At first, I shared this idea with a small circle of elites. To say that members of the government and parliament were surprised is an understatement. My announcement was met with smiles, and perhaps even laughter behind my back. Knowing that I don’t make idle remarks, many took the idea of relocation as a bad joke. In one of my speeches at the end of 1993, I cautiously suggested moving the capital from Almaty to another city, testing the waters. Many in the audience likely thought I had misspoken or was tired from intense work… In early 1994, I repeated the idea, but again it was taken as an inappropriate joke. People laughed and assumed it would be forgotten.

On July 6, 1994, Nazarbayev formally proposed the capital relocation to the Supreme Council of Kazakhstan. The president argued that while relocation costs would be significant, they represented an investment in the country’s future. The debate in parliament lasted all day, with opinions divided. Some deputies supported the president’s view, others argued that changing the capital was inappropriate during an economic crisis when people’s wages were delayed, and a third group supported the idea but suggested postponing it. Supreme Council Chairman Abish Kekilbayev described the debate as follows:

The usual hum in the hall quickly subsided as they prepared to listen. President Nazarbayev himself made the announcement. There was complete silence; everyone was listening intently. The president was thoroughly prepared. He answered the barrage of questions clearly and in-depth. Some questions were sarcastic and probing, with many searching for a hidden agenda. Some suspected geopolitical motives, while others attributed the proposal to daily concerns or political ambitions. The president patiently responded to all the sharp questions, explaining the matter in scrupulous detail. Even seasoned politicians seemed uneasy, noticeably nervous. Many could not fathom leaving the green beauty of Almaty and the majestic Alatau mountains for a shabby, soot-covered town in the steppe with its fierce blizzards and freezing winters. I won’t hide it—I, too, was more inclined to agree with them.

In the end, the proposal to relocate the capital was put to a vote and passed by the Supreme Council on July 6, 1994, with a narrow majority.

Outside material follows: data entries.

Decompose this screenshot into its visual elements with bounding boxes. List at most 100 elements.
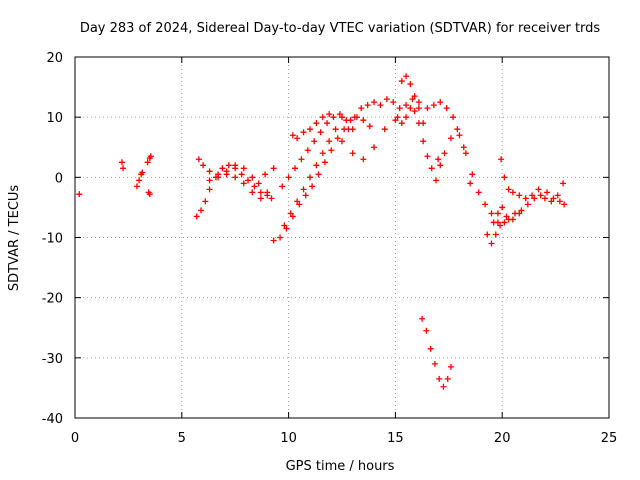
data-point-plus-marker: [462, 150, 469, 157]
data-point-plus-marker: [516, 192, 523, 199]
data-point-plus-marker: [268, 195, 275, 202]
data-point-plus-marker: [484, 231, 491, 238]
data-point-plus-marker: [522, 195, 529, 202]
series-rise-a: [270, 114, 373, 244]
data-point-plus-marker: [146, 191, 153, 198]
y-tick-label: -20: [42, 292, 63, 307]
y-tick-label: 0: [55, 171, 63, 186]
data-points: [76, 73, 568, 390]
data-point-plus-marker: [398, 78, 405, 85]
data-point-plus-marker: [381, 126, 388, 133]
data-point-plus-marker: [358, 105, 365, 112]
data-point-plus-marker: [232, 174, 239, 181]
data-point-plus-marker: [403, 73, 410, 80]
data-point-plus-marker: [516, 210, 523, 217]
data-point-plus-marker: [469, 171, 476, 178]
data-point-plus-marker: [430, 102, 437, 109]
data-point-plus-marker: [281, 222, 288, 229]
data-point-plus-marker: [377, 102, 384, 109]
data-point-plus-marker: [441, 150, 448, 157]
x-tick-label: 15: [387, 431, 404, 446]
data-point-plus-marker: [467, 180, 474, 187]
x-tick-label: 25: [601, 431, 618, 446]
data-point-plus-marker: [403, 114, 410, 121]
data-point-plus-marker: [200, 162, 207, 169]
data-point-plus-marker: [531, 195, 538, 202]
data-point-plus-marker: [255, 180, 262, 187]
data-point-plus-marker: [509, 216, 516, 223]
data-point-plus-marker: [313, 162, 320, 169]
data-point-plus-marker: [294, 198, 301, 205]
data-point-plus-marker: [328, 147, 335, 154]
data-point-plus-marker: [475, 189, 482, 196]
data-point-plus-marker: [529, 192, 536, 199]
data-point-plus-marker: [490, 219, 497, 226]
data-point-plus-marker: [292, 165, 299, 172]
data-point-plus-marker: [206, 177, 213, 184]
data-point-plus-marker: [431, 360, 438, 367]
data-point-plus-marker: [257, 195, 264, 202]
data-point-plus-marker: [349, 150, 356, 157]
data-point-plus-marker: [302, 192, 309, 199]
data-point-plus-marker: [541, 195, 548, 202]
chart-title: Day 283 of 2024, Sidereal Day-to-day VTE…: [80, 21, 601, 36]
data-point-plus-marker: [497, 222, 504, 229]
series-late-b: [498, 156, 567, 205]
series-drop-c: [435, 126, 474, 187]
data-point-plus-marker: [454, 126, 461, 133]
data-point-plus-marker: [488, 210, 495, 217]
y-axis-ticks: -40 -30 -20 -10 0 10 20: [42, 51, 609, 427]
data-point-plus-marker: [398, 120, 405, 127]
data-point-plus-marker: [285, 174, 292, 181]
data-point-plus-marker: [136, 177, 143, 184]
series-short: [289, 111, 333, 142]
data-point-plus-marker: [249, 174, 256, 181]
series-arc-c: [206, 165, 277, 202]
data-point-plus-marker: [403, 102, 410, 109]
data-point-plus-marker: [424, 153, 431, 160]
data-point-plus-marker: [343, 117, 350, 124]
data-point-plus-marker: [423, 327, 430, 334]
data-point-plus-marker: [437, 162, 444, 169]
series-arc-a: [193, 162, 275, 220]
data-point-plus-marker: [339, 138, 345, 145]
data-point-plus-marker: [392, 117, 399, 124]
data-point-plus-marker: [371, 99, 378, 106]
data-point-plus-marker: [76, 191, 83, 198]
data-point-plus-marker: [289, 213, 296, 220]
data-point-plus-marker: [419, 315, 426, 322]
data-point-plus-marker: [411, 93, 418, 100]
data-point-plus-marker: [120, 165, 127, 172]
data-point-plus-marker: [440, 383, 447, 390]
data-point-plus-marker: [215, 174, 222, 181]
data-point-plus-marker: [505, 186, 512, 193]
y-tick-label: -40: [42, 412, 63, 427]
grid-lines: [75, 57, 609, 418]
data-point-plus-marker: [351, 114, 358, 121]
data-point-plus-marker: [330, 114, 337, 121]
y-tick-label: 20: [46, 51, 63, 66]
data-point-plus-marker: [336, 111, 343, 118]
series-rise-c: [279, 111, 356, 190]
data-point-plus-marker: [339, 114, 345, 121]
y-axis-label: SDTVAR / TECUs: [7, 185, 22, 292]
data-point-plus-marker: [300, 186, 307, 193]
data-point-plus-marker: [326, 138, 333, 145]
series-peak: [398, 73, 427, 127]
data-point-plus-marker: [544, 189, 551, 196]
data-point-plus-marker: [447, 363, 454, 370]
data-point-plus-marker: [319, 150, 326, 157]
data-point-plus-marker: [193, 213, 200, 220]
x-axis-label: GPS time / hours: [286, 459, 395, 474]
series-arc-b: [195, 156, 269, 187]
series-neg: [419, 315, 454, 390]
data-point-plus-marker: [283, 225, 290, 232]
data-point-plus-marker: [501, 219, 508, 226]
data-point-plus-marker: [437, 99, 444, 106]
data-point-plus-marker: [232, 162, 239, 169]
data-point-plus-marker: [415, 99, 422, 106]
data-point-plus-marker: [257, 189, 264, 196]
data-point-plus-marker: [326, 111, 333, 118]
data-point-plus-marker: [306, 126, 313, 133]
data-point-plus-marker: [443, 105, 450, 112]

July 6 is now celebrated in Kazakhstan as Capital City Day.

On September 15, 1995, Nazarbayev issued a decree with the force of law On the Capital of the Republic of Kazakhstan, establishing a State Commission to coordinate the relocation of higher and central government bodies to Akmola, headed by Nikolai Makeyevskiy. The government of Kazakhstan was tasked with creating an off-budget New Capital fund to attract investments for the development of Akmola and preparing proposals for tax, customs, and other incentives for investors participating in the city’s construction and infrastructure development.

On October 20, 1997, the president issued a decree declaring Akmola as the capital of Kazakhstan, effective December 10, 1997.

On May 6, 1998, the capital was renamed Astana. The international presentation of Astana as the new capital took place on June 10, 1998.